Take them, work them to thy will;

Thou alone must shape thy future,—

Heaven give thee strength and skill.”

While in Edinburg, I had some conversation with a Presbyterian minister on religious subjects. “Why,” said he, “you contend that Christians are rewarded in this world for their piety and virtue. I dissent from you. The Bible teaches me, that Christians are crushed to earth by the cross they bear. Sinners have no such burden to carry.”

I remarked: “It is true that the early Christians, by their enthusiasm in the Christian cause, often incurred the wrath of Jews and Pagans, and were sometimes roughly handled. But this was not done because they were good men and women, but because they were deemed enemies of truth and righteousness—fanatics of a dangerous creed and party. The world did not know that it was opposing God’s noblemen, and the highest religious and moral truths, hence Christ, when in the agonies of death from the hands of the unbelieving multitude, cried, ‘Father, forgive them, for they know not what they do.’ The trials, hardships and persecutions they suffered, were incidental to the times, and are not the legitimate results of a holy life.

“And here you mistake, my friend. You suppose that the suffering they endured are the natural sequence of a divine life. In that you greatly err. The advocates of any unpopular cause, let it be good or bad, right or wrong, are sure to encounter opposition. Especially was this so in the early days of the Christian era. The nations of the earth, in those times, were ignorant, intolerant, cruel, and bloody—much more so than at the present time. The early Christians laid hold of the religious creeds of their day with a strong hand, tore them to atoms, and scattered them to the four winds. This was more than the adherents of those creeds could bear, and according to the intolerant and cruel spirit of the times, they pursued the enemies of their ancient faith with fire and sword. The Christian cause was unpopular; the Christians were an insignificant minority, and the dominant party could not brook their zeal for what they regarded to be a wretched delusion.
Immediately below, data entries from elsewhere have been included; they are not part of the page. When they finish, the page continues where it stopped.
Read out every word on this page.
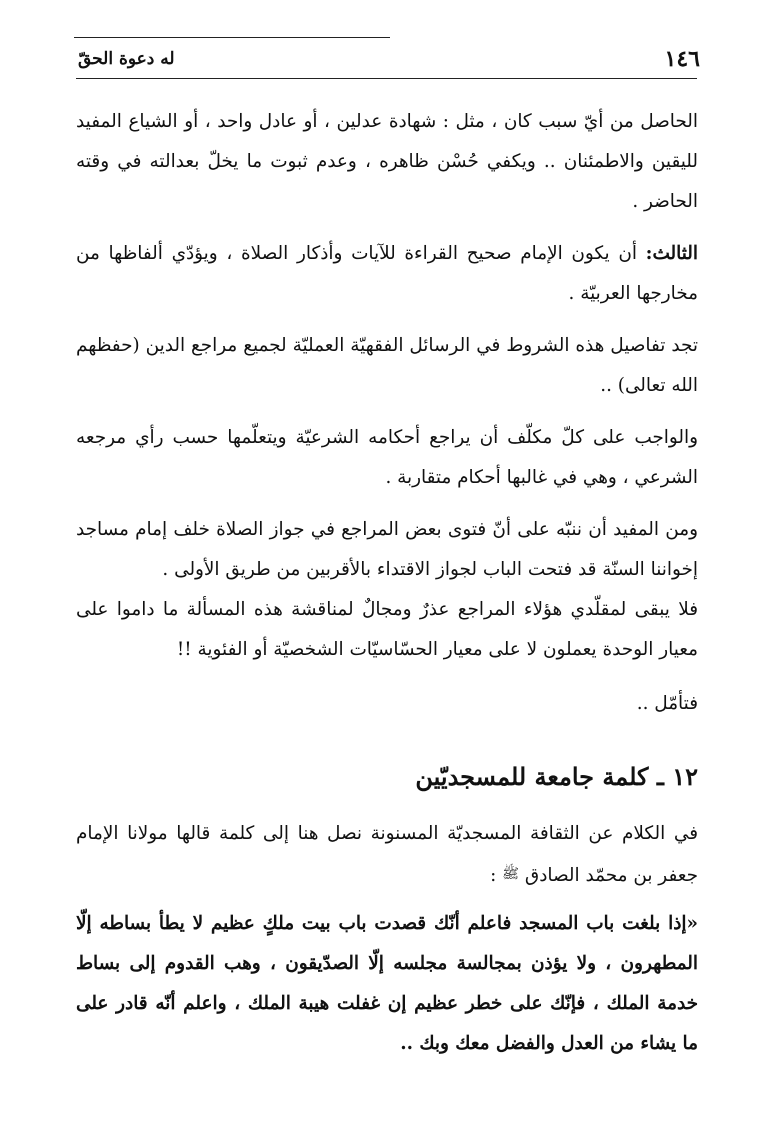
١٤٦
له دعوة الحقّ

الحاصل من أيّ سبب كان ، مثل : شهادة عدلين ، أو عادل واحد ، أو الشياع المفيد لليقين والاطمئنان .. ويكفي حُسْن ظاهره ، وعدم ثبوت ما يخلّ بعدالته في وقته الحاضر .

الثالث: أن يكون الإمام صحيح القراءة للآيات وأذكار الصلاة ، ويؤدّي ألفاظها من مخارجها العربيّة .

تجد تفاصيل هذه الشروط في الرسائل الفقهيّة العمليّة لجميع مراجع الدين (حفظهم الله تعالى) ..

والواجب على كلّ مكلّف أن يراجع أحكامه الشرعيّة ويتعلّمها حسب رأي مرجعه الشرعي ، وهي في غالبها أحكام متقاربة .

ومن المفيد أن ننبّه على أنّ فتوى بعض المراجع في جواز الصلاة خلف إمام مساجد إخواننا السنّة قد فتحت الباب لجواز الاقتداء بالأقربين من طريق الأولى .

فلا يبقى لمقلّدي هؤلاء المراجع عذرٌ ومجالٌ لمناقشة هذه المسألة ما داموا على معيار الوحدة يعملون لا على معيار الحسّاسيّات الشخصيّة أو الفئوية !!

فتأمّل ..

١٢ ـ كلمة جامعة للمسجديّين

في الكلام عن الثقافة المسجديّة المسنونة نصل هنا إلى كلمة قالها مولانا الإمام جعفر بن محمّد الصادق ﷺ :

«إذا بلغت باب المسجد فاعلم أنّك قصدت باب بيت ملكٍ عظيم لا يطأ بساطه إلّا المطهرون ، ولا يؤذن بمجالسة مجلسه إلّا الصدّيقون ، وهب القدوم إلى بساط خدمة الملك ، فإنّك على خطر عظيم إن غفلت هيبة الملك ، واعلم أنّه قادر على ما يشاء من العدل والفضل معك وبك ..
“Christianity is now popular among the civilized nations of the earth, and its advocates are very differently situated from what they were eighteen hundred years ago. There is now no cross for them to bear, as that term was understood in the apostolic times. Those who come nearest to bearing it in this country, are those who ‘trust in the living God as the savior of all men.’ They are often contemptuously, cruelly treated by the dominant parties; but thank God, if they are inclined to revive the old persecutions, they have not the power to do so. But the truly good in all ages and climes, are blessed, let their outward circumstances be what they may. Virtue is a divine fount, whence flows the elixir of life; a tree whose fruit heals the nations. The good man’s soul is in harmony with truth and righteousness; he lives an harmonious, heavenly life.”

“But I cannot see that there is as much difference in the happiness of saints and sinners, as there is in their character. The latter seem to enjoy themselves quite as well as the former, and sometimes even better.”

“If the Bible is any authority, you are much mistaken. The wicked, in that book, are said to be ‘servants,’ ‘captives,’ ‘strangers,’ ‘foreigners,’ ‘wandering prodigals;’ Christians are said to be ‘children,’ ‘freemen,’ ‘fellow-citizens of the household of God,’ ‘obedient children at home.’ The wicked are represented as ‘bearing a heavy burden,’ ‘weary,’ ‘condemned,’ ‘dead,’ ‘blind,’ ‘hungry,’ ‘poor,’ ‘thirsty,’ ‘miserable;’ but Christians as ‘entering into rest,’ being ‘justified,’ ‘alive,’ seeing ‘the Son of righteousness,’ ‘eating the bread of God,’ drinking ‘the water of life,’ possessing ‘all things,’ and rejoicing ‘in the hope of the glory of God.’ The difference between the two classes is clearly expressed thus: ‘There is no peace to the wicked’—‘Great peace have they that love thy law.’